BGP L3VPN is the ideal technology for this problem. Using L3VPN it is possible to export all the routing tables from the peers, before route selection in the main routing table. In the ingress point, multiple topologies can be constructed using this original routing information.

As an example, assume that the ISP has as potential congested peers CP1 and CP2. In the peering gateways that face these peers one would place the peering sessions on a VRF (specific to the peer) and route leak the BGP routes into inet.0 by using a rib-group. Note that it is possible filter the routing information from being installed in the forwarding table in order to conserve forwarding memory. The next-hop advertised by BGP L3VPN is an MPLS next-hop by default; thus the IP forwarding information is not required for egress bound traffic.

In gateways that act as ingress points for traffic (which may overlap with the ones that peer with congested peers), one would configure a bulk VRF table that imports routes from congested peers. By manipulating the local-pref attribute, it is possible to make the congested egress points less preferable overriding the IGP decision. An FBF rule can direct bulk traffic to this routing-instance, with a default route of “next-table inet.0″ in order to fallback to standard route selection for peers that are not subject to special treatment.

Over time I’ve seen a few variants of this design.

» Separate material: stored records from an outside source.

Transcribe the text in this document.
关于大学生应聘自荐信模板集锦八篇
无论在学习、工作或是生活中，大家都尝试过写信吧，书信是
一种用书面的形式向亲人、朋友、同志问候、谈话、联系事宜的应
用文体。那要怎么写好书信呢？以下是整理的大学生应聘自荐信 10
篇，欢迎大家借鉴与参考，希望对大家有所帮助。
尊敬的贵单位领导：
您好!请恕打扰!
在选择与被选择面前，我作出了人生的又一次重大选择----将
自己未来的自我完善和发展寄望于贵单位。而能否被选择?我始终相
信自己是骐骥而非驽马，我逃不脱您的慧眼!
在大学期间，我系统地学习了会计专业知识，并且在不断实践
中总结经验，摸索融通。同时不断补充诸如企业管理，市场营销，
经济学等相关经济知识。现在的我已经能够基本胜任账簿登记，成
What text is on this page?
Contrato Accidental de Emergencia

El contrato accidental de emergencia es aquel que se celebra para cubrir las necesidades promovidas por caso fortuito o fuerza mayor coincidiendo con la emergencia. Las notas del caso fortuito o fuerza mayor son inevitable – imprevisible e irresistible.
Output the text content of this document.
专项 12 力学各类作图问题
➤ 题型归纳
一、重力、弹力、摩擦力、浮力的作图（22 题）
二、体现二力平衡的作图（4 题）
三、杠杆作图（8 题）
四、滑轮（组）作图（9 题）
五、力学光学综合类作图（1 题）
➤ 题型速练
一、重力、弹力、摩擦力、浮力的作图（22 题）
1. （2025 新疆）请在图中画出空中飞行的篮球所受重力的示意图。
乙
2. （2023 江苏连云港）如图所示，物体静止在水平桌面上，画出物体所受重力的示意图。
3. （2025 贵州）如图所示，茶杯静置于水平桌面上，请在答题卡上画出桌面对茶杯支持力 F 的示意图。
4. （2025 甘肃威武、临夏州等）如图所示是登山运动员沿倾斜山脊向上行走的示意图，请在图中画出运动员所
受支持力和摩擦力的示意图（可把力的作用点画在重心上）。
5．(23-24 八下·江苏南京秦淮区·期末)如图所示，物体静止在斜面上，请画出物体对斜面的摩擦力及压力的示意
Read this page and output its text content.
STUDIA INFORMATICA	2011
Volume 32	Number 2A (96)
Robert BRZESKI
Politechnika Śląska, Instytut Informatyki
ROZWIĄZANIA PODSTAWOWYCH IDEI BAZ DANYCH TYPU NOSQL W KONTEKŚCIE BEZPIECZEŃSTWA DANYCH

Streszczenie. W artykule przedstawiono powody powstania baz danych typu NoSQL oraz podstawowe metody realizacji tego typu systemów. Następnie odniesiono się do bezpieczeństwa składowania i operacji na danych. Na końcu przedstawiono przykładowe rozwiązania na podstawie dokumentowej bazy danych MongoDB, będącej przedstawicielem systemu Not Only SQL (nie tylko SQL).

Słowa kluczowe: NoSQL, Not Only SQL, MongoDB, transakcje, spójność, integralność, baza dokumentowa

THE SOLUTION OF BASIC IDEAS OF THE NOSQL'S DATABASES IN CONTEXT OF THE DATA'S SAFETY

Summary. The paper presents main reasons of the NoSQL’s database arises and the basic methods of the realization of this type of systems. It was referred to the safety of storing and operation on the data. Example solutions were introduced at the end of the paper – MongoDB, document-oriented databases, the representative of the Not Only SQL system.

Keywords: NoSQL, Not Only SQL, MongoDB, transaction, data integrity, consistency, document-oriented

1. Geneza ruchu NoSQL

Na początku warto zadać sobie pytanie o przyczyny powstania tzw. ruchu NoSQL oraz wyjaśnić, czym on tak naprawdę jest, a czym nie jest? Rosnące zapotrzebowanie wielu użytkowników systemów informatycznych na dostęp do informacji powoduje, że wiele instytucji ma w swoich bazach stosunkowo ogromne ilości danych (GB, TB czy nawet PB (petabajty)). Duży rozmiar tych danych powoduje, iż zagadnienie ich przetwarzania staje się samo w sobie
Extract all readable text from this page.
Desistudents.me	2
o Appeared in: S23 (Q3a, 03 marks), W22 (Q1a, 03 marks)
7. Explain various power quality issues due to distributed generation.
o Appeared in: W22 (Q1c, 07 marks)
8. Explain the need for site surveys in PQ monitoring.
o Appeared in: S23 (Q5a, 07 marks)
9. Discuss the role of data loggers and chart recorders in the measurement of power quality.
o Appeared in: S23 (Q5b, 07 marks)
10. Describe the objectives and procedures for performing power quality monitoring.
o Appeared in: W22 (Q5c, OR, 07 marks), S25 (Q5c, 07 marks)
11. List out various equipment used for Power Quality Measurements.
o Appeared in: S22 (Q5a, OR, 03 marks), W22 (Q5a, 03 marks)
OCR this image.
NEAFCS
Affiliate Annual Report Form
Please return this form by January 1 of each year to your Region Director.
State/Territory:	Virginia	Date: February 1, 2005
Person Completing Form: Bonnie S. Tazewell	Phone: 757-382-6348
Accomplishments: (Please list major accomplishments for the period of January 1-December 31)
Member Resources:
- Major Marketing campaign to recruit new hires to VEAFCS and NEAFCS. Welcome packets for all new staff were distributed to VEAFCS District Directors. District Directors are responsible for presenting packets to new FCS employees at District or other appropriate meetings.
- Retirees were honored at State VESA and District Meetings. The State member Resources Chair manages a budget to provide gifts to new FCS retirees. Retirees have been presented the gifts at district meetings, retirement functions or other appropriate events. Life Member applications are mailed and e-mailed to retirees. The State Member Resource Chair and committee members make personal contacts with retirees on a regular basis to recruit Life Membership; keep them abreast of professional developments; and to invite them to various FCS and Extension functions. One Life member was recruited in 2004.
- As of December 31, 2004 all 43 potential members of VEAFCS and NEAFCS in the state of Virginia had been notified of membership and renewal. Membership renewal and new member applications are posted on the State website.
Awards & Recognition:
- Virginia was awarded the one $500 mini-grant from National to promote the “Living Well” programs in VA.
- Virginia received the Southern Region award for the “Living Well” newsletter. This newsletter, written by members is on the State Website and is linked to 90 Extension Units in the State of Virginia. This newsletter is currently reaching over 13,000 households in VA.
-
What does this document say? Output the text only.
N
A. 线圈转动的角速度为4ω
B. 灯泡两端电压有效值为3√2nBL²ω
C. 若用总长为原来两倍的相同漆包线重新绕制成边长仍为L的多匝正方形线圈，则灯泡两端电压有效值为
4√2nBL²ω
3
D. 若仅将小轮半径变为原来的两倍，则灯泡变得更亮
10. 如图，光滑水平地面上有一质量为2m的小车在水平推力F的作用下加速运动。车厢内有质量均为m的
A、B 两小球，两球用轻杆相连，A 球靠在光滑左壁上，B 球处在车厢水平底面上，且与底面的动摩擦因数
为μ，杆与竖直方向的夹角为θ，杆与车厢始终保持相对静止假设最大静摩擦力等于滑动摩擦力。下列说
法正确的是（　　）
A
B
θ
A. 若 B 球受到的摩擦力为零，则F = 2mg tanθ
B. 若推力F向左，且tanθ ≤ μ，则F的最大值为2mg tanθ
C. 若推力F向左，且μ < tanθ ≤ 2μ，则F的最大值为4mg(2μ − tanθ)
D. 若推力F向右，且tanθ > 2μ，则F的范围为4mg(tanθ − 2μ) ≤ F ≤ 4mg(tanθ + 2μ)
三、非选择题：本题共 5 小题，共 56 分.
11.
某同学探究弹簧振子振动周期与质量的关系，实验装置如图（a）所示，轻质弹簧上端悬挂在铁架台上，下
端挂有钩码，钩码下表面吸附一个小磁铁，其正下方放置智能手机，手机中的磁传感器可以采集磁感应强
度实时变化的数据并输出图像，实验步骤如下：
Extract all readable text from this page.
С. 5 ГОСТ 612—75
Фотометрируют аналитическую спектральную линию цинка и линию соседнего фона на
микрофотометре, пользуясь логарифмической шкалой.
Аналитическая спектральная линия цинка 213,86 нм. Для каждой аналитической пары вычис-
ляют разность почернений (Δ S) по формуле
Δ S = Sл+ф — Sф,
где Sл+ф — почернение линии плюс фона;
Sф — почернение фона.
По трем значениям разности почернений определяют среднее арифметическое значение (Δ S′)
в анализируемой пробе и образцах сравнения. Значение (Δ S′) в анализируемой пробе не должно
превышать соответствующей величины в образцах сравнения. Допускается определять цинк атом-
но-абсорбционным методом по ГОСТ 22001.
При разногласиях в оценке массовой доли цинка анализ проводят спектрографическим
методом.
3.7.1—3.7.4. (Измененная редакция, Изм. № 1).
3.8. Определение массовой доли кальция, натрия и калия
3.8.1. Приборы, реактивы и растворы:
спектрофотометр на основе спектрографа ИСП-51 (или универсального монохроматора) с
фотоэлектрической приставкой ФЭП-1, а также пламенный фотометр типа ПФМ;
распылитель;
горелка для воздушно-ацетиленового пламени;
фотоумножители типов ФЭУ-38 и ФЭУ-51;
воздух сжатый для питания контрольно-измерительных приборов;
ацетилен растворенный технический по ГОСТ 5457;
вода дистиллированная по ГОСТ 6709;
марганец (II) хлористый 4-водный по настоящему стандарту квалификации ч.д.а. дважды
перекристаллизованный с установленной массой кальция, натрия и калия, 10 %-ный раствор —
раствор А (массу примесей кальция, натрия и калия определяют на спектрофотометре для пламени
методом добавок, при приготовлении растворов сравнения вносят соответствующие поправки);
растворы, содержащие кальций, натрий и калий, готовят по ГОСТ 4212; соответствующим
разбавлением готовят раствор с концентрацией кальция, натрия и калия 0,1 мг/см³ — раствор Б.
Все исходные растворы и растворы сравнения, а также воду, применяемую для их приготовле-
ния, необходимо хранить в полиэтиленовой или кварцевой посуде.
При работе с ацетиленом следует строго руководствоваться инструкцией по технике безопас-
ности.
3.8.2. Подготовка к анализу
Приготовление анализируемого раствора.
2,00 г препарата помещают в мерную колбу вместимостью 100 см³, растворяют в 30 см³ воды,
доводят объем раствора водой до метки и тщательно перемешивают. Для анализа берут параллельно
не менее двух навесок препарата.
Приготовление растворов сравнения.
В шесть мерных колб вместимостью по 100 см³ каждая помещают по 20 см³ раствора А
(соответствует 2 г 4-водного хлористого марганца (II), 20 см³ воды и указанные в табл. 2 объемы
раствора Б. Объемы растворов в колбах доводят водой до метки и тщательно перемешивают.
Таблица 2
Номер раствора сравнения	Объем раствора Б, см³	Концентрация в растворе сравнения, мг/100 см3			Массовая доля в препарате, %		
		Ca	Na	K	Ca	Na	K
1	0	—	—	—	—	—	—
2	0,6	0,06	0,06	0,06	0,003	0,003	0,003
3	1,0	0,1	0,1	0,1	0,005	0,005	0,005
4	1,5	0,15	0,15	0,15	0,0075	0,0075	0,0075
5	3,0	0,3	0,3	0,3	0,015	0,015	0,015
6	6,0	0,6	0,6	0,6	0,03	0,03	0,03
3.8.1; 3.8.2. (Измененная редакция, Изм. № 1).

Some ISPs allow some of their customers to perform upstream selection and always traverse one of their upstreams which they believe provides better service even if a preferred route is available from another peer.

One interesting application of OpenContrail is that it can allow a network operator to apply the same technique for an application, rather than a customer circuit. With OpenContrail it is possible to place an application (running in either bare-metal or a virtual machine) into a VRF. This can be, for instance, the front-end that is responsible to generate video traffic or gaming updates.

While OpenContrail doesn’t have the same policy language capability available in JunOS, since it is open source, the control plane code can be customized by anyone in order to perform a specialized path selection decision that satisfies a particular application.

An OpenContrail deployment ressembles an L3VPN PE/gateway router. Typically 2 servers (for redundancy) run the control plane, which can interoperate directly with L3VPN capable routers at the network edge. These control plane servers can typically control up-to 2k compute servers running applications (virtualized or not). Encapsulation can be MPLS over GRE end-to-end or MPLS over GRE within the data-center followed by MPLS over MPLS on the WAN, by using a pair of data-center gateways.

By reusing BGP L3VPNs OpenContrail not only reuses technology that has been “battle tested” in large deployments as well as a lot of network design tricks that have been discovered over time.